Most Dominicans, Pérez says, begin the holidays by hanging lights and putting up a tree by early November at the latest. That begins two months of get-togethers with family and friends. There’s a long tradition of angelitos, or secretly exchanging small gifts the entire month of December, leading up to a big reveal close to Christmas. At many of the gatherings, there will be jengibre, a traditional ginger tea. “We have a lot of gatherings running up to the holiday,” she says. “It’s like we’re warming up for Christmas.”

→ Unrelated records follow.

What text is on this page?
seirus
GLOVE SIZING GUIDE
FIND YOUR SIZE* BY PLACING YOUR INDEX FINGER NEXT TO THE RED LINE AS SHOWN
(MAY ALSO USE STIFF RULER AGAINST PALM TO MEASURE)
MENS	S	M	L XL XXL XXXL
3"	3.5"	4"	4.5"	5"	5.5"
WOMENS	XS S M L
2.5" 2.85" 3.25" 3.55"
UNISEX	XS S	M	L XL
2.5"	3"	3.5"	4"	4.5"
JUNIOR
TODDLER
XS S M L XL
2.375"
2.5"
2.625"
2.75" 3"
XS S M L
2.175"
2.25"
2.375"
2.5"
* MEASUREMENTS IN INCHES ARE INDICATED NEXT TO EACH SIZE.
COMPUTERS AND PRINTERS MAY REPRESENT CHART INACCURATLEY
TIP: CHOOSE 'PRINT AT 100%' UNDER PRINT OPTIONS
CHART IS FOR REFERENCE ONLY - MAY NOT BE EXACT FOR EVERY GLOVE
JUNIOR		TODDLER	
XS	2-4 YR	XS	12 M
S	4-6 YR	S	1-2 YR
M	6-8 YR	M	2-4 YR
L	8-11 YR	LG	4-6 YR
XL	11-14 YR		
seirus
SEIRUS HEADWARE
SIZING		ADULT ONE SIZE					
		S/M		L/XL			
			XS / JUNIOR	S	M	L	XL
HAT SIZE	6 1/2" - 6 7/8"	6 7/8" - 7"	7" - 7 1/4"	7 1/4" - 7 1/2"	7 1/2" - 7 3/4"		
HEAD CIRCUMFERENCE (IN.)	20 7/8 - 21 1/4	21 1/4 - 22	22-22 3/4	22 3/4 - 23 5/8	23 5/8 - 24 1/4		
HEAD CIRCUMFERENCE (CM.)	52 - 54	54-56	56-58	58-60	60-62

At Casa de Campo, the property begins the holidays the first week of December with Altos de Chavón, when lights and the trees are lighted at a concert to kick off the season. The gathering typically includes a couple hundred people, mixed between tourists visiting the resort and locals. Santa makes regular appearances at his North Pole village, a tradition that’s more American than Dominican. At night, bands strike up traditional music, ballet dancers from the Academy of Dance perform, a bazaar displays local crafts, carolers stroll the grounds, and children from a local mission perform a live nativity scene. The big meal for Dominicans is on Noche Buena, Christmas Eve, and Casa de Campo’s restaurants roll out a traditional menu of roast pork, Russian salad, rice and beans, fluffy telera bread, and a spiced coconut drink similar to eggnog called ponche.

Christmas Day in the Dominican is typically a smaller affair with just direct family, but Pérez says the resort accommodates requests to recreate meals or celebrations for guests. But Pérez recommends also embracing the Dominican traditions.

“This is a very special place to celebrate Christmas. I would definitely recommend it,” Pérez says. “We are very festive. We have music, we have food, we are just very, very happy this time of year.”

Baha Mar Junkanoo


Junkanoo parade at Baha Mar/courtesy Jerry Balderas and Baha Mar


Party Like a Bahamian on Boxing Day

Sure, there is Christmas in the Bahamas, and it’s not much different than the way we celebrate it here in the States: family, friends, a big meal with maybe a spiral ham or turkey. But if you plan a holiday trip to our island neighbor to the east, be sure to be there on Boxing Day, when the islands turn into one huge party.

Early the morning of Dec. 26, junkanoo groups put on colorful parades full of floats, costumes and dancing that’ll continue through most of the night. In Nassau especially, the junkanoo crews fill Bay Street in downtown with an all-day festival that encourages everyone to join in.

The parades have a rich history on the islands going back to plantation times, when the enslaved people had one day off a year: Boxing Day. It would begin when they’d clean up the boxes and wrapping paper left out by the family that owned the plantation, and then the slaves would turn those colorful papers into costumes that they’d wear during an all-day dance. That might sound like a melancholy tradition, but Nicole Uriasz, a Nassau native, says it’s celebratory.

“The ties to junkanoo run very deep,” Uriasz says. “It may be tied to the days of slavery, but we look at it as a way to honor our history and the people who came before us.”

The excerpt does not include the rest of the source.